Davalı tarafça Kayseri 2. İcra Müdürlüğü’nün … Esas sayılı takip dosyasına, Kayseri 4. İcra Ceza Mahkemesi’nin *** Esas sayılı dava dosyasına, davacının imzalarını içerir belgelere, faturalara, bilirkişi incelemesine ve yemine delil olarak dayanılmıştır.
Kayseri 2. İcra Müdürlüğü’ne müzekkere yazılarak … Esas sayılı takip dosyasının akibeti sorulmuş ve bu dosyanın Uyap sistemi üzerinden örneği istenilmiştir.
Davacı vekiline, dava konusu çekin düzenlenme tarihine yakın ve tercihen bu tarihten önce davacının başka amaçlarla atmış olduğu samimi imzalarını içerir belgelerin bulunduğu; muhtarlıklar, noterler, bankalar, seçim kurulları, tapu ve vergi daireleri, nüfus müdürlükleri, evlendirme dairesi, dernekler ve vakıflar, vb. gibi çeşitli kurum ve kuruluşları bildirmesi için süre verilmiştir.
Kayseri 9. Noterliği’ne müzekkere yazılarak *** tarihli ve *** yevmiye nolu imza sirküsünün ıslak imzalı aslının mahkememize gönderilmesi istenilmiştir. Kayseri 9. Noterliği’nce *** tarihli ve *** yevmiye nolu imza beyannamesi aslı gönderilmiştir.
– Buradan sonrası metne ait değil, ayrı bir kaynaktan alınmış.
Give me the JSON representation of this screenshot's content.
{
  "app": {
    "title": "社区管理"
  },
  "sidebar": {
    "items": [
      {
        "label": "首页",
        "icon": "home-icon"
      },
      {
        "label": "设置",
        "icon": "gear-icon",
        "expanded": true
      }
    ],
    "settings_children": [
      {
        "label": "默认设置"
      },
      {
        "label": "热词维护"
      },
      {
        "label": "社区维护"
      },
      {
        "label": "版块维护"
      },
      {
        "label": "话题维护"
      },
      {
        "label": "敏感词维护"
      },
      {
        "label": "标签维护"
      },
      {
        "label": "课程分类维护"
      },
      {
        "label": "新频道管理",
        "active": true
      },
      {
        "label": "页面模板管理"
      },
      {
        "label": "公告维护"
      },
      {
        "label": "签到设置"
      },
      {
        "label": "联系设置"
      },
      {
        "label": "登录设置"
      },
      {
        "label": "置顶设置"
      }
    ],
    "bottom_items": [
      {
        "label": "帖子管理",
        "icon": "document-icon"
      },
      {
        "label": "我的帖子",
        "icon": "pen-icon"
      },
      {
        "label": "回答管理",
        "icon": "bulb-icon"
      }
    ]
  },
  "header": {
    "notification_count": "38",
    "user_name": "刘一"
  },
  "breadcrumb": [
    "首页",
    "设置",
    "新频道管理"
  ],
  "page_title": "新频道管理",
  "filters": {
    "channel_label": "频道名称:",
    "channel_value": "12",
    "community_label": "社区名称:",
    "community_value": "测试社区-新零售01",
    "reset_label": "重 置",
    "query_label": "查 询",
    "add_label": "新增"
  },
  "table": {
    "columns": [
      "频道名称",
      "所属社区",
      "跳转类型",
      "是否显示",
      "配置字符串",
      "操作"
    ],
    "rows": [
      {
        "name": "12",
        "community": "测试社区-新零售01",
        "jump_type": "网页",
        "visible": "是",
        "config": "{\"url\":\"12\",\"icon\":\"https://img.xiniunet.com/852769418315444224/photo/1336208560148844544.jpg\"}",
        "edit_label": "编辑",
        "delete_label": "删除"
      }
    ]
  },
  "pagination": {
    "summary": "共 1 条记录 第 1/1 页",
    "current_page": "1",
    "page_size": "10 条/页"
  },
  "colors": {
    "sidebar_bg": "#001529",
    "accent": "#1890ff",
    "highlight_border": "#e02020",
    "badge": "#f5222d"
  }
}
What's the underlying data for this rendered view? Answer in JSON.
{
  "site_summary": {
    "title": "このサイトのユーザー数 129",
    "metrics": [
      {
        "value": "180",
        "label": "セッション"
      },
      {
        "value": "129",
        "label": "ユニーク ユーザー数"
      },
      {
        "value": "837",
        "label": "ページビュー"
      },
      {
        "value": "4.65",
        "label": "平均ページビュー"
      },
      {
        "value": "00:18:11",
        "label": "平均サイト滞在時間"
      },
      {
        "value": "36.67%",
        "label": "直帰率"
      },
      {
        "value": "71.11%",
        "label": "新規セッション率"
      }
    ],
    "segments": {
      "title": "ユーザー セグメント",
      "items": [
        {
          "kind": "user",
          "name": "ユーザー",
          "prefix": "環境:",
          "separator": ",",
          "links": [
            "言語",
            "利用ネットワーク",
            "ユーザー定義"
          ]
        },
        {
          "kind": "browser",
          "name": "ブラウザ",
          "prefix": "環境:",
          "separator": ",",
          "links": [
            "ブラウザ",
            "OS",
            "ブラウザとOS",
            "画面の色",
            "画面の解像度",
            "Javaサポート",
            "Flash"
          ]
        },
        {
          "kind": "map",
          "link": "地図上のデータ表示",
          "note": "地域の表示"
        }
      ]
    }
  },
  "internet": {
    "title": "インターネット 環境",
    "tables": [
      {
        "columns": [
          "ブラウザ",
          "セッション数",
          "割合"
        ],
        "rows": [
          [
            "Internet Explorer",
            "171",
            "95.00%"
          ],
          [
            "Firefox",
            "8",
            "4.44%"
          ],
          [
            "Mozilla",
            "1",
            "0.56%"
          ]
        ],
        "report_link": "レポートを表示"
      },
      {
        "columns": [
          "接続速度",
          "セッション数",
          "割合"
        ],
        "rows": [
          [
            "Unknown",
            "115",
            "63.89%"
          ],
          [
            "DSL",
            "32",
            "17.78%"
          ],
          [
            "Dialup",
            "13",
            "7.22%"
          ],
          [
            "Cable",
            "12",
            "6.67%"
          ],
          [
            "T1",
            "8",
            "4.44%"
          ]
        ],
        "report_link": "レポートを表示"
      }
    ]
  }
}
Türkiye İş Bankası Kayseri Sahabiye Şubesi’ne, Denizbank Kayseri Şubesi’ne, Yapı Kredi Bankası Kayseri OSB Şubesi’ne, Kayserigaz Anonim Şirketi’ne, Kepsaş firmasına, Melikgazi Belediyesi Evlendirme Dairesi’ne, Tekstil Bank Kayseri Şubesi’ne, Kayseri Kapalı Cezaevi Müdürlüğü’ne, Melikgazi Nüfus Müdürlüğü’ne, SGK Kayseri İl Müdürlüğü’ne, Gürses Yedek Parça Sanayi Ve Ticaret Limited Şirketi’ne ayrı ayrı müzekkereler yazılarak özellikle dava konusu … tarihli çekin düzenleme tarihine yakın, tercihen bu tarihten önce davacının ıslak imzalarını içeren belge asıllarının mahkememizce imza incelemesi yapılmak üzere gönderilmesi istenilmiştir.
Türkiye İş Bankası Kayseri Sahabiye Şubesi’ne yazılan müzekkereye 17/07/2020 tarihli yazı ile cevap verilmiştir.
Denizbank Kayseri Şubesi’ne yazılan müzekkereye 23/07/2020 tarihli yazı ile cevap verilmiştir.
Yapı Kredi Bankası Kayseri OSB Şubesi’ne yazılan müzekkereye 07/08/2020 tarihli yazı ile cevap verilmiştir.
Kayserigaz Anonim Şirketi’ne yazılan müzekkereye 27/07/2020 tarihli yazı ile cevap verilmiştir.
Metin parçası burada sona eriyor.